The numbers of the "google.com search", as I think I called it, are the same that you'd get by going to google.com (no matter the language setting) and searching manually.

As to the boxes where the characters are: That might be my fault. Somewhere in between a conversion between UTF-16 and UTF-8 happens. I can try to change it all back to UTF-16, or even try to work with unicode throughout, then we MIGHT see the characters instead of the boxes. If we're gonna work some more on that, I'll give it a try.

OK, I understand. The important thing is that it equals a search with quotation marks, otherwise there will be results with all the characters in them but not in the right sequence :mrgreen:

I don't think it's necessary to compare it by hand, because google searches are by definition an approximation only. There are some theoretical issues with using google as a linguistic corpus, but in absence of a million-word multi-genre corpus, it's the best we can get.

However, there's a list of 4000+ chengyu culled from a newspaper article corpus, discussed in some other thread. I have integrated the results into my database as well. And it has left me hundreds of new chengyu entries to complete manually :help

EDIT: Actually, 2160 :help :help :help

the API search (the one I used :) ) explicitely adds quotation marks, and the results are different from a search without them, which I take as a sign that they are working :)

If you can give me a list of only the new chengyu, i'll run that through the program, and then merge the result with the master result list. No need to take a couple weeks off work to ask google for the results of 4000 chengyu by hand ;)

edit: 2160 still takes a loooong time to do manually ;)

Yes, I can give you the list of chengyu that do not appear in that 48,000 monster list. Only problem I have at the moment is that the 4000+ newspaper corpus is in simplified and the 48,000+ list is in traditional.
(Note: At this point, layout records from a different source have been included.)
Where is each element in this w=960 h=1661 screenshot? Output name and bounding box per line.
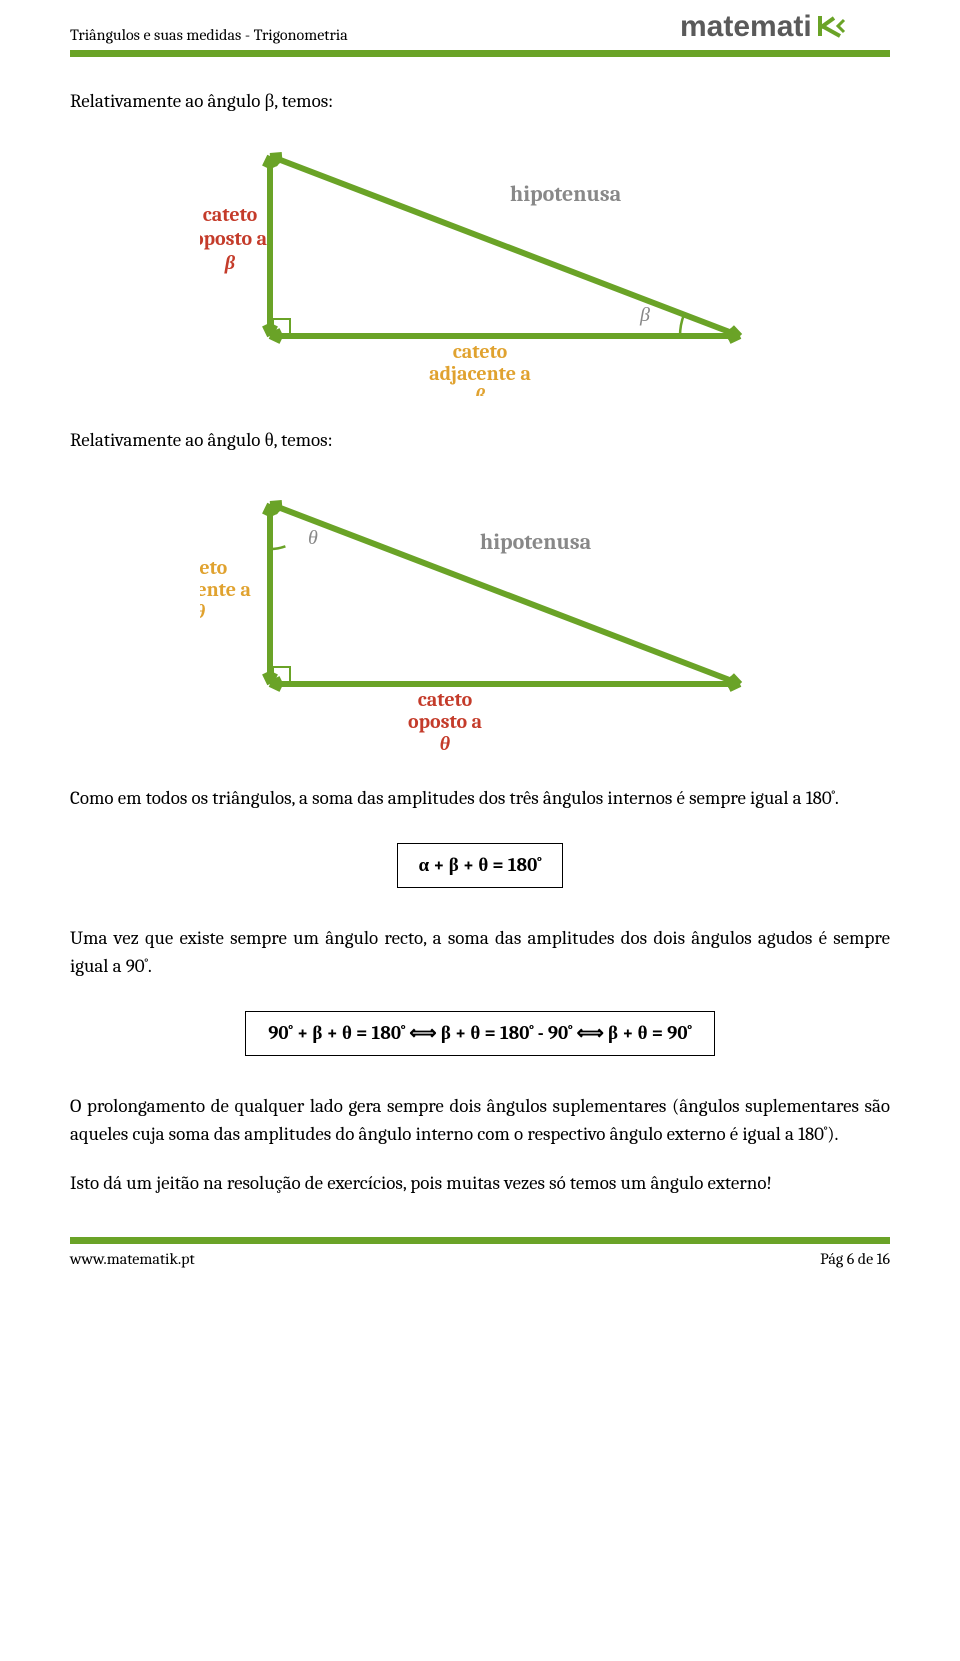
svg-text:β: β bbox=[224, 251, 236, 274]
footer-url: www.matematik.pt bbox=[70, 1250, 195, 1268]
page-header: Triângulos e suas medidas - Trigonometri… bbox=[70, 0, 890, 48]
formula-2: 90˚ + β + θ = 180˚ ⟺ β + θ = 180˚ - 90˚ … bbox=[245, 1011, 715, 1056]
svg-text:hipotenusa: hipotenusa bbox=[480, 529, 592, 555]
logo-text-dark: matemati bbox=[680, 10, 812, 43]
page-footer: www.matematik.pt Pág 6 de 16 bbox=[70, 1244, 890, 1288]
svg-text:cateto: cateto bbox=[453, 340, 508, 363]
footer-divider bbox=[70, 1237, 890, 1244]
svg-text:adjacente a: adjacente a bbox=[200, 578, 251, 601]
svg-text:hipotenusa: hipotenusa bbox=[510, 181, 622, 207]
header-title: Triângulos e suas medidas - Trigonometri… bbox=[70, 26, 348, 44]
svg-text:oposto a: oposto a bbox=[200, 227, 268, 250]
svg-text:θ: θ bbox=[440, 732, 451, 754]
header-divider bbox=[70, 50, 890, 57]
svg-text:β: β bbox=[474, 384, 486, 396]
logo: matemati bbox=[680, 8, 890, 44]
paragraph-5: O prolongamento de qualquer lado gera se… bbox=[70, 1092, 890, 1149]
svg-text:β: β bbox=[639, 303, 650, 326]
svg-text:θ: θ bbox=[200, 600, 206, 623]
svg-text:cateto: cateto bbox=[200, 556, 228, 579]
formula-box-2: 90˚ + β + θ = 180˚ ⟺ β + θ = 180˚ - 90˚ … bbox=[70, 1011, 890, 1056]
svg-text:adjacente a: adjacente a bbox=[429, 362, 531, 385]
formula-box-1: α + β + θ = 180˚ bbox=[70, 843, 890, 888]
figure-theta: hipotenusaθcatetoadjacente aθcatetoopost… bbox=[70, 474, 890, 754]
paragraph-3: Como em todos os triângulos, a soma das … bbox=[70, 784, 890, 813]
paragraph-2: Relativamente ao ângulo θ, temos: bbox=[70, 426, 890, 455]
figure-beta: hipotenusaβcatetooposto aβcatetoadjacent… bbox=[70, 136, 890, 396]
footer-page: Pág 6 de 16 bbox=[820, 1250, 890, 1268]
paragraph-4: Uma vez que existe sempre um ângulo rect… bbox=[70, 924, 890, 981]
paragraph-6: Isto dá um jeitão na resolução de exercí… bbox=[70, 1169, 890, 1198]
svg-text:oposto a: oposto a bbox=[408, 710, 483, 733]
svg-text:cateto: cateto bbox=[418, 688, 473, 711]
formula-1: α + β + θ = 180˚ bbox=[397, 843, 562, 888]
paragraph-1: Relativamente ao ângulo β, temos: bbox=[70, 87, 890, 116]
svg-text:θ: θ bbox=[308, 526, 318, 549]
svg-text:cateto: cateto bbox=[203, 203, 258, 226]
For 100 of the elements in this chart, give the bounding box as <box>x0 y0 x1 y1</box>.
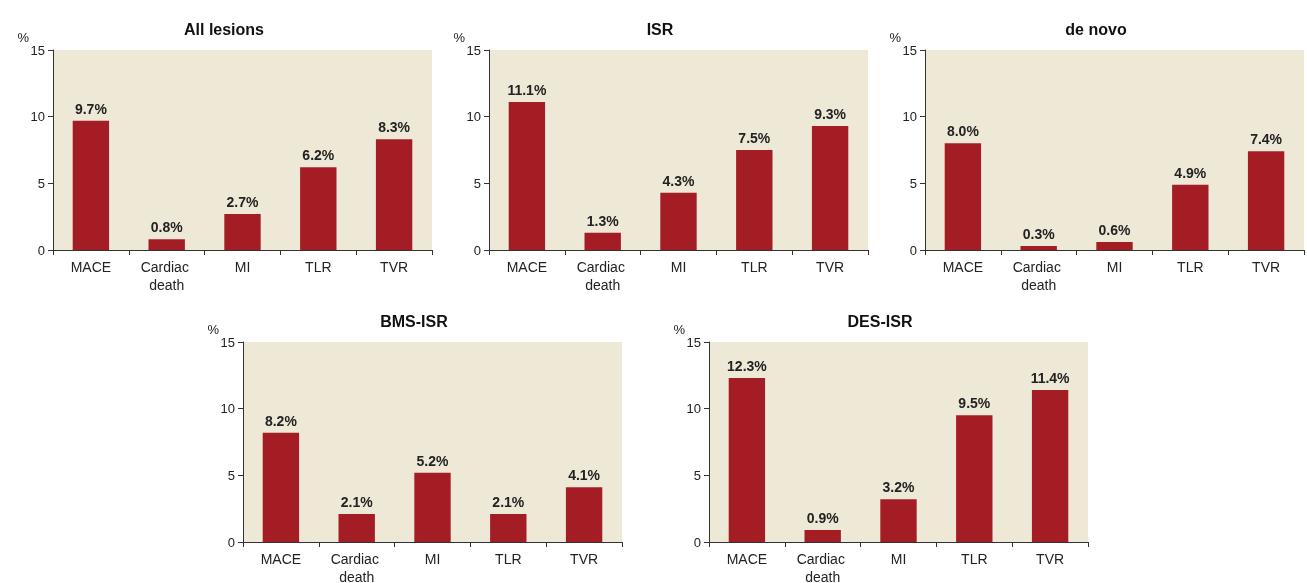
data-label: 2.1% <box>492 494 525 510</box>
bar <box>490 514 527 542</box>
data-label: 3.2% <box>882 479 915 496</box>
x-tick-label: TVR <box>1252 259 1281 275</box>
chart-title: ISR <box>646 20 674 38</box>
data-label: 4.1% <box>568 467 601 484</box>
x-tick-label: Cardiac death <box>330 551 383 583</box>
data-label: 7.5% <box>738 130 771 146</box>
bar <box>338 514 375 542</box>
data-label: 8.0% <box>946 123 980 140</box>
data-label: 6.2% <box>302 147 335 164</box>
x-tick-label: TLR <box>1177 259 1204 275</box>
x-tick-label: TVR <box>570 551 599 567</box>
bar <box>1096 242 1133 250</box>
y-tick-label: 5 <box>473 175 481 191</box>
x-tick-label: MI <box>670 259 687 275</box>
bar <box>1031 390 1069 542</box>
bar <box>565 487 603 542</box>
y-tick-label: 15 <box>686 334 701 350</box>
y-tick-label: 10 <box>686 401 701 417</box>
data-label: 9.3% <box>814 106 847 122</box>
y-axis-title: % <box>673 321 686 337</box>
bar <box>375 139 413 250</box>
data-label: 12.3% <box>727 358 768 374</box>
y-tick-label: 15 <box>466 42 481 58</box>
bar <box>1020 246 1057 250</box>
x-tick-label: MACE <box>506 259 548 275</box>
chart-title: de novo <box>1065 20 1127 38</box>
data-label: 2.1% <box>340 494 374 510</box>
data-label: 2.7% <box>226 194 259 210</box>
y-tick-label: 0 <box>909 242 917 258</box>
y-tick-label: 0 <box>227 534 235 550</box>
y-tick-label: 10 <box>466 109 481 125</box>
data-label: 5.2% <box>416 452 449 469</box>
y-axis-title: % <box>453 29 466 45</box>
y-tick-label: 5 <box>909 175 917 191</box>
chart-title: DES-ISR <box>847 312 913 330</box>
data-label: 9.5% <box>958 395 991 412</box>
y-tick-label: 5 <box>693 467 701 483</box>
bar <box>72 120 110 250</box>
y-axis-title: % <box>17 29 30 45</box>
x-tick-label: TVR <box>380 259 409 275</box>
data-label: 11.4% <box>1030 370 1071 386</box>
x-tick-label: Cardiac death <box>1012 259 1065 293</box>
x-tick-label: MACE <box>942 259 984 275</box>
x-tick-label: Cardiac death <box>140 259 193 293</box>
data-label: 4.9% <box>1174 164 1207 181</box>
x-tick-label: MI <box>1106 259 1123 275</box>
data-label: 8.2% <box>264 412 298 429</box>
bar <box>262 432 300 542</box>
bar <box>804 530 841 542</box>
y-axis-title: % <box>207 321 220 337</box>
x-tick-label: TLR <box>961 551 988 567</box>
bar <box>660 192 697 250</box>
y-tick-label: 0 <box>473 242 481 258</box>
x-tick-label: MACE <box>260 551 302 567</box>
x-tick-label: TLR <box>495 551 522 567</box>
y-tick-label: 15 <box>30 42 45 58</box>
data-label: 9.7% <box>74 100 108 117</box>
bar <box>728 378 766 542</box>
bar <box>148 239 185 250</box>
data-label: 8.3% <box>378 119 411 136</box>
bar <box>811 126 849 250</box>
bar <box>584 232 621 250</box>
bar <box>736 150 773 250</box>
x-tick-label: MACE <box>726 551 768 567</box>
x-tick-label: MI <box>890 551 907 567</box>
bar <box>1247 151 1285 250</box>
x-tick-label: MI <box>424 551 441 567</box>
y-axis-title: % <box>889 29 902 45</box>
y-tick-label: 10 <box>220 401 235 417</box>
data-label: 4.3% <box>662 172 695 189</box>
x-tick-label: MACE <box>70 259 112 275</box>
data-label: 1.3% <box>586 212 620 229</box>
x-tick-label: Cardiac death <box>796 551 849 583</box>
data-label: 11.1% <box>507 82 547 98</box>
y-tick-label: 10 <box>902 109 917 125</box>
bar <box>508 102 546 250</box>
bar <box>944 143 982 250</box>
y-tick-label: 5 <box>227 467 235 483</box>
y-tick-label: 15 <box>902 42 917 58</box>
x-tick-label: Cardiac death <box>576 259 629 293</box>
x-tick-label: TLR <box>741 259 768 275</box>
data-label: 7.4% <box>1250 131 1283 148</box>
x-tick-label: MI <box>234 259 251 275</box>
x-tick-label: TVR <box>816 259 845 275</box>
y-tick-label: 15 <box>220 334 235 350</box>
bar <box>224 214 261 250</box>
chart-title: All lesions <box>183 20 265 38</box>
chart-title: BMS-ISR <box>380 312 449 330</box>
y-tick-label: 10 <box>30 109 45 125</box>
y-tick-label: 5 <box>37 175 45 191</box>
data-label: 0.6% <box>1098 222 1131 238</box>
data-label: 0.8% <box>150 219 184 236</box>
data-label: 0.9% <box>806 510 840 526</box>
x-tick-label: TLR <box>305 259 332 275</box>
x-tick-label: TVR <box>1036 551 1065 567</box>
bar <box>414 472 451 542</box>
y-tick-label: 0 <box>37 242 45 258</box>
y-tick-label: 0 <box>693 534 701 550</box>
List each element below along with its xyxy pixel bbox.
But since these are extremely rare chengyu anyway we wouldn't need to worry too much about getting google numbers for those.

But if there was a way to automatically extract information from chengyu dictionary website to auto-complete entries (for the 2,160 chengyu I mentioned right now I ONLY have the simplified characters and the frequency counts from the newspaper corpus, but no other info such as pinyin, meaning etc.), that would simplify matters a lot... Many dictionary sites rightly guard against automatic extraction, so of course I wouldn't wanna do anything that would upset the proprietors of sites so useful to the student of Chinese chengyu...

Well, of course you *could* use the dictionary sites automatically, which, I suppose, *would* upset their owners (if they noticed). But it's a lot of work, even ignoring that it's not "nice", so I think it might be easier (and less upsetting for everybody involved :) ) to send the list to the owners directly, and ask them for the information you need, and also how you can make this task easier for them (i.e. offering to write a short script they can run if they tell you how they're storing their data, or sth like that)

PS: The chengyus are so seldom that they can't be found in open sources, like, say, 现代汉语词典, CEDICT, wikipedia, and some such?